News & Politics

Bloody Riots in Iran Challenge Regime in Post Nuclear Deal World

Iranian demonstrators set fire to the building of Hozeh Elmieh seminary in the Takistan in Qazvin, during protesting high prices and the poor state of the economy under President Hassan Rouhani. Qazvin, Takistan, Iran, on January 01, 2018. Photo by SalamPix/Abaca/Sipa USA(Sipa via AP Images)

Ongoing protests in the southern Iranian city of Kazerun have morphed into anti-regime riots as riot police fired into a crowd killing at least two demonstrators.

The protest began when the central government sought to divide the city in two. But it quickly became a platform for demonstrations against the regime, with the crowd chanting anti-government slogans and getting into running battles with the police.

Daily Beast:

People have sent eyewitness accounts documenting the violence, including video footage, to IranWire and other media outside Iran. Some Iranian media have also reported on the riots.

In addition, people have posted videos on social media claiming to document the unrest in Kazerun, which is west of Shiraz. Unconfirmed reports say that protesters attacked a police station and surrounded a number of government buildings. According to these reports, several people were injured and at least three of the protesters were killed.

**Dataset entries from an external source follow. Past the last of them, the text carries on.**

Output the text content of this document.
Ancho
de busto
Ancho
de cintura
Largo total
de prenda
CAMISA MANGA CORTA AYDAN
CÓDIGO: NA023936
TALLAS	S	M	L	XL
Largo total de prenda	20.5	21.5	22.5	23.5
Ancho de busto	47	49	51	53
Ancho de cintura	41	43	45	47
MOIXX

Protesters shouted out various slogans during the rallies — “State Radio and Television Should be Ashamed,” “The Government Supports Gazans, But Betrays Kazerun,” and “Our Enemy is Here, not in the US” among them.

[…]

Some people shouted: “Our enemy is right here; liars say it is America,” but there were other, more shocking slogans too, including “Be afraid when we get guns” and “We will kill the traitors.” This readiness for violent confrontation is new, and had not been a feature of earlier rallies.

One of the more honest members of the Iranian parliament noted, “People are protesting in response to their financial and employment situation.”

Despite promises of better times from the regime as a result of the signing of the nuclear deal with Western powers, ordinary Iranians who suffered horribly under the UN sanctions regime have yet to see any benefits from the deal. Now that Trump has pulled out of the agreement, the government has been trying to ratchet up feelings against the U.S., hoping that blaming America for the people’s ills will take the pressure off of them.

But the people aren’t buying it:

In a memo published on April 21, Parvaneh Salahshouri, a representative from Tehran, sounded the same note. “The responsible authorities, whether they accept it or not, are on one side and people are on the other side,” she wrote. “We can see proof of this in Isfahan and Kazerun and many other places. We must be aware that for years now people have been under pressure and these [protests] amount to acts of civil disobedience.”

Unless there is a massive crackdown as there was earlier this year, where dozens of people were killed, the unrest will only grow. And now that sanctions have been re-established by Washington, the economic situation in the country will become even more dire. Iran’s main source of foreign income, the oil industry, is especially vulnerable due to years of incompetent management.

The time is ripe and the U.S. has a new plan to assist demonstrators in their efforts to democratize the country. It will not be peaceful. But much of what is happening in Iran today echoes events of 1979 when Iranians overthrew the Shah. Then, nationwide demonstrations along with international pressure finally forced the Shah into retirement.

Could history be repeating itself in this post-nuclear deal world?